La première est d’imaginer ce que
peut représenter la masse des cellules
pathologiques dans une hémopathie
maligne. Cela n’est pas facile car, dans
la majorité des cas, l’envahissement
de la moelle osseuse ne se traduit que
par des signes indirects, témoignant
toutefois du remplacement des cellules
normales par des cellules malignes. Les
globules rouges ne sont plus fabriqués
et le patient est anémique, il n’est plus
capable de produire correctement les
globules blancs et développe des infections, il n’a plus de plaquettes et se
met à saigner… On estime jusqu’à près
de mille milliards les cellules malades
qui peuvent occuper la moelle des os,
le sang et/ou les organes. Lorsqu’il y
a un syndrome tumoral, c’est-à-dire
des adénopathies, une splénomégalie
et/ou une hépatomégalie, le malade
et le médecin peuvent palper une
partie de la tumeur, mais l’examen
clinique ne permet généralement pas
de mesurer l’ampleur de cette masse de
cellules malignes. Selon les maladies,
le degré d’envahissement de la moelle
osseuse, du sang et/ou des tissus lymphoïdes (rate, ganglions, muqueuses)

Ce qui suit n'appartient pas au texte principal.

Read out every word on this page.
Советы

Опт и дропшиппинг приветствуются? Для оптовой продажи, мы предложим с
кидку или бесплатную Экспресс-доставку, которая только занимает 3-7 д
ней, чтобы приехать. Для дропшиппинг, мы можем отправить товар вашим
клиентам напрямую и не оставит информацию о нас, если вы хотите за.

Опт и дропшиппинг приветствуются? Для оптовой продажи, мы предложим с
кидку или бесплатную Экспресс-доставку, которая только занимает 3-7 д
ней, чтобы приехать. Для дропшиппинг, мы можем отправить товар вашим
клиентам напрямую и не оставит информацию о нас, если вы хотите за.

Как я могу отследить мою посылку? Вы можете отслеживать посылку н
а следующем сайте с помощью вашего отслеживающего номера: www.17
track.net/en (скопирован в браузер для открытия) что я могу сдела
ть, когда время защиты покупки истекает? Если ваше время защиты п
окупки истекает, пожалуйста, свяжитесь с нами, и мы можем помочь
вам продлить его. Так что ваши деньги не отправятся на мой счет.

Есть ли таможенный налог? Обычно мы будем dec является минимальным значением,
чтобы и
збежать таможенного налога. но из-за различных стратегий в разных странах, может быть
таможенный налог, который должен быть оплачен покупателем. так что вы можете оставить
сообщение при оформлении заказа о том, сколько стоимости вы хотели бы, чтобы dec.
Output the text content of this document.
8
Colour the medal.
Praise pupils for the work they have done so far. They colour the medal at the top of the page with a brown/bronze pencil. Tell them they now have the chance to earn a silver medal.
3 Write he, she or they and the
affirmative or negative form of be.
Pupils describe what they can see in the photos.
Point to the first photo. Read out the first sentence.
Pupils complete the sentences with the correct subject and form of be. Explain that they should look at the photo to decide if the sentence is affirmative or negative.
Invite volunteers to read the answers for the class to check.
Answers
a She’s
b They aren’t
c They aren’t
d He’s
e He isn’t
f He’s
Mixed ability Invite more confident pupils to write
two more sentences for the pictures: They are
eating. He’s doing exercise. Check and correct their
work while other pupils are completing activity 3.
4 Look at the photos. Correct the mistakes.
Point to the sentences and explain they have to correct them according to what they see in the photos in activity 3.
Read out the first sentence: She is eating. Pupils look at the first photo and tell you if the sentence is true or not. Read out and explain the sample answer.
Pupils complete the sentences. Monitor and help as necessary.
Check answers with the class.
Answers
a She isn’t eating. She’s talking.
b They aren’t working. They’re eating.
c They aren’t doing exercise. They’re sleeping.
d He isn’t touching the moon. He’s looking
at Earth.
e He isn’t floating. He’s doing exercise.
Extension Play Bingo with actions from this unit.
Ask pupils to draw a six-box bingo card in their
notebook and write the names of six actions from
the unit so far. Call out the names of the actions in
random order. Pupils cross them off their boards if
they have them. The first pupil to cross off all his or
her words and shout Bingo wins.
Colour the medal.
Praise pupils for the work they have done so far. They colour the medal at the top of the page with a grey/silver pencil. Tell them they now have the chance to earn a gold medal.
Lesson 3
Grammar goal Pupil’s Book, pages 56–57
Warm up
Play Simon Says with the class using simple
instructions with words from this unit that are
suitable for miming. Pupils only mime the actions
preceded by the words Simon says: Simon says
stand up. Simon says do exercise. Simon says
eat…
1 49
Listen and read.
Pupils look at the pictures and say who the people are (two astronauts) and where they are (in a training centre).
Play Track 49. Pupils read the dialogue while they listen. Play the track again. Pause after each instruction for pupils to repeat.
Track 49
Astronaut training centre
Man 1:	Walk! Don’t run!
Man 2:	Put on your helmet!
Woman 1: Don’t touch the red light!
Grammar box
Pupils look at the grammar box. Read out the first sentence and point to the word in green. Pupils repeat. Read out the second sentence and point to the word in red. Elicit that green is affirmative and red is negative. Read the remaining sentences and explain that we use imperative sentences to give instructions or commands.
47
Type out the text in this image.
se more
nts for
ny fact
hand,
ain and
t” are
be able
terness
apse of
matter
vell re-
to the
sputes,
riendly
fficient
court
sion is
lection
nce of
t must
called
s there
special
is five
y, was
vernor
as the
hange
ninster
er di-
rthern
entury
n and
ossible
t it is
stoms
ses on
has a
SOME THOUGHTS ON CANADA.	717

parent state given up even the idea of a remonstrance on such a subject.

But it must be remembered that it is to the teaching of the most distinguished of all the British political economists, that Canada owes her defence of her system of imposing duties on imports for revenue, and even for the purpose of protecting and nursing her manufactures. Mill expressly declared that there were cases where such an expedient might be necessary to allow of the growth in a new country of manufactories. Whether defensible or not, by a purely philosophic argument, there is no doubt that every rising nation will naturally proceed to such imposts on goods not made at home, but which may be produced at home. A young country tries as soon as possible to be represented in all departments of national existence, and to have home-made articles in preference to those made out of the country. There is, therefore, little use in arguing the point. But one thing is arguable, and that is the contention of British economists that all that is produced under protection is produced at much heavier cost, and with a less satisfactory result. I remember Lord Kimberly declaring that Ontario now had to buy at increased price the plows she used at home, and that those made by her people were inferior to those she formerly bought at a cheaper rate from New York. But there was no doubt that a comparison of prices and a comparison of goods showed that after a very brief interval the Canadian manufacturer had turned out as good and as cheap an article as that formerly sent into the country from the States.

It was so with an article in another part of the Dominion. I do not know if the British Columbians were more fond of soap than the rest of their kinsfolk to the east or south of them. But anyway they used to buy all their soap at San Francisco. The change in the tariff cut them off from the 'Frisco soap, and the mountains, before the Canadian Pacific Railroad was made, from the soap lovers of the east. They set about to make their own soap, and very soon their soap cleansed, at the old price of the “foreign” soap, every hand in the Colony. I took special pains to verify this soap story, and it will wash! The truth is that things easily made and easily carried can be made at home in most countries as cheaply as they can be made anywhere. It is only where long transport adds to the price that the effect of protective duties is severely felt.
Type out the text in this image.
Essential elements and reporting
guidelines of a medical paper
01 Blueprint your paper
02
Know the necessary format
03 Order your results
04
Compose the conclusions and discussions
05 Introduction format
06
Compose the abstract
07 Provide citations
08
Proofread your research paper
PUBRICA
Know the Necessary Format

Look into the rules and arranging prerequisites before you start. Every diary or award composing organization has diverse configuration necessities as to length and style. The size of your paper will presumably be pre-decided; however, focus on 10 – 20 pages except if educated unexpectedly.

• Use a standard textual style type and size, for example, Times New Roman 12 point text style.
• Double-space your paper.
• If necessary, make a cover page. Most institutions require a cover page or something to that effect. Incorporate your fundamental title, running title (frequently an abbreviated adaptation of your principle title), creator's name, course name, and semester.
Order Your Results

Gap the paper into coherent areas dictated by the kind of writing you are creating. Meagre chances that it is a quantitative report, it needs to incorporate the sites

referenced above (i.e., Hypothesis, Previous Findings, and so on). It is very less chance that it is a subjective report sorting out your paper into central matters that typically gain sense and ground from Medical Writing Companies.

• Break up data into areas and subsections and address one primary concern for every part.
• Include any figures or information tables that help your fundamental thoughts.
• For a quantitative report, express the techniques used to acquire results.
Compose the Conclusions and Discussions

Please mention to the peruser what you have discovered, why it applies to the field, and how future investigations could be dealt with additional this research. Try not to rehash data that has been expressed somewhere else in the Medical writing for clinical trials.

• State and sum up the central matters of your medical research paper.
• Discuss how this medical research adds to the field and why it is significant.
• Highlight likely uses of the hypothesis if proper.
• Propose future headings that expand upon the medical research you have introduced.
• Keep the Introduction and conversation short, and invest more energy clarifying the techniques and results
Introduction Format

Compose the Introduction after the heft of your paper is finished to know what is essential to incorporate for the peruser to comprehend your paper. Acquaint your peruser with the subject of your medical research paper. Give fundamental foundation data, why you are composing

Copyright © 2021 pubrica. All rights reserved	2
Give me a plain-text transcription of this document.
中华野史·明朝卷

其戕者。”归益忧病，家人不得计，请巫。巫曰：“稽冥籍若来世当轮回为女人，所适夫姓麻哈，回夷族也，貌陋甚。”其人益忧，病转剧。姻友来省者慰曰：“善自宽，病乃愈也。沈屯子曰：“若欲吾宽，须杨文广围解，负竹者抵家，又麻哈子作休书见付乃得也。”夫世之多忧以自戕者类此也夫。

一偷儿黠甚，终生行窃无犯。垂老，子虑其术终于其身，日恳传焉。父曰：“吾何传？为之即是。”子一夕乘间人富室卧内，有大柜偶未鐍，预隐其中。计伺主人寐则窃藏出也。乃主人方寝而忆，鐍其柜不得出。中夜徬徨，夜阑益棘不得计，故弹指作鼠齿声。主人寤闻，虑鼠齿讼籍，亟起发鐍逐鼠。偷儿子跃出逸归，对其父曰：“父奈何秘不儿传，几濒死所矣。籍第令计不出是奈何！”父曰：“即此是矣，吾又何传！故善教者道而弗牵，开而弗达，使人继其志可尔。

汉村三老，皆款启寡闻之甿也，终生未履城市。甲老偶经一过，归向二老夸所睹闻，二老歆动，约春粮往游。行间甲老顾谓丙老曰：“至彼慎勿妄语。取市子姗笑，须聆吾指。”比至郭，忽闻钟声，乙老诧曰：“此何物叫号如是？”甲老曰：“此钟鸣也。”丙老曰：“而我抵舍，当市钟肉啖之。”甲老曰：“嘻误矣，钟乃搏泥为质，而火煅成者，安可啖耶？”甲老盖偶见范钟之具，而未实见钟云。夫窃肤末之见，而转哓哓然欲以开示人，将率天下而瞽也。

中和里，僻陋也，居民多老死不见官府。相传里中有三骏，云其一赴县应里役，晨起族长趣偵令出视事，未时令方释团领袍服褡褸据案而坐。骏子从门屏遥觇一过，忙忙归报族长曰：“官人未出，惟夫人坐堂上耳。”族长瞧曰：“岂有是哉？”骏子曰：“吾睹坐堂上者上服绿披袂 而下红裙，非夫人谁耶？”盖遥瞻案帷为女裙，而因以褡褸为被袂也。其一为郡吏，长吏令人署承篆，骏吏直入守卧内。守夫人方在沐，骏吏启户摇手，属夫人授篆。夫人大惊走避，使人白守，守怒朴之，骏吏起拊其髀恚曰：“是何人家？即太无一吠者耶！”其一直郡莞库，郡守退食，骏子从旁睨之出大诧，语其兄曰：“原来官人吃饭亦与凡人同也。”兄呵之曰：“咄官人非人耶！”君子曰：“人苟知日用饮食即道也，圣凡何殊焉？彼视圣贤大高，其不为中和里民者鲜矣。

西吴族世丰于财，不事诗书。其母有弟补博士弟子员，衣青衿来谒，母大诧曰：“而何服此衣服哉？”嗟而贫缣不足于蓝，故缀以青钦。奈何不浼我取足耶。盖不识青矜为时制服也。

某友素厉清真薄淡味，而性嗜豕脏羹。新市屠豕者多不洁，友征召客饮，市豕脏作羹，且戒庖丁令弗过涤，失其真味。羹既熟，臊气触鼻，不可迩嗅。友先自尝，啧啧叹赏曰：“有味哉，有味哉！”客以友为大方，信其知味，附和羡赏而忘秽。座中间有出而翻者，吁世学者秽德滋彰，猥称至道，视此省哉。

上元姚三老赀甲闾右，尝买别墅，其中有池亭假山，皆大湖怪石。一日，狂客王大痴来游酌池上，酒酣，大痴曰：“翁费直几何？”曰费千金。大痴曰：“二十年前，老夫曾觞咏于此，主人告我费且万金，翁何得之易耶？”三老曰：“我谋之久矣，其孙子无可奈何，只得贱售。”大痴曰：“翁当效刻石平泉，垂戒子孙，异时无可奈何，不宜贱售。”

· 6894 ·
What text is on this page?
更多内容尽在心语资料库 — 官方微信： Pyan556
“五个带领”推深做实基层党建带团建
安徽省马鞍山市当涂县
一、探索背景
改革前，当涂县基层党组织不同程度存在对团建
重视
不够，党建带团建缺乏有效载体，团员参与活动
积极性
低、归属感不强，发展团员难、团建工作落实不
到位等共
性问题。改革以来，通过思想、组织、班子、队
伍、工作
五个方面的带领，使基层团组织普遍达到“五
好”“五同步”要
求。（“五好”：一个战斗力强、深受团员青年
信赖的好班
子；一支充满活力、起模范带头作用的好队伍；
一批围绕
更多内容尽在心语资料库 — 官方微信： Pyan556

est variable, mais il faut penser que
beaucoup des sites qui peuvent être
atteints ne sont identifiables que par
des techniques d’imagerie sophistiquées
comme le scanner, l’imagerie à résonance magnétique (IRM) ou la tomographie par émission de positons associée
au scanner (TEP scan), qui permettent
de visualiser et de mesurer tous les
sites atteints par la maladie et de suivre
leur évolution.
En conséquence et en pratique, le
diagnostic des hémopathies malignes
repose surtout sur l’étude de prélèvements de sang, de moelle osseuse ou de
biopsies de ganglions ou d’autres tissus
envahis par la tumeur (par exemple,
la peau ou le tube digestif). Les différentes techniques de morphologie,
anatomopathologie, cytométrie en flux,
cytogénétique et biologie moléculaire
contribuent à un diagnostic précis, qui
caractérise au mieux les propriétés des
cellules tumorales, leurs anomalies et
leur nombre. Le traitement prescrit a
alors pour objectif d’éliminer ces cellules malignes, en respectant au mieux
les cellules normales ou, tout au moins,
en favorisant le plus tôt possible leur
réapparition.
Correspondances en Onco-Hématologie - Vol. VII - n° 4 - octobre-novembre-décembre 2012
La maladie résiduelle racontée à Juliette…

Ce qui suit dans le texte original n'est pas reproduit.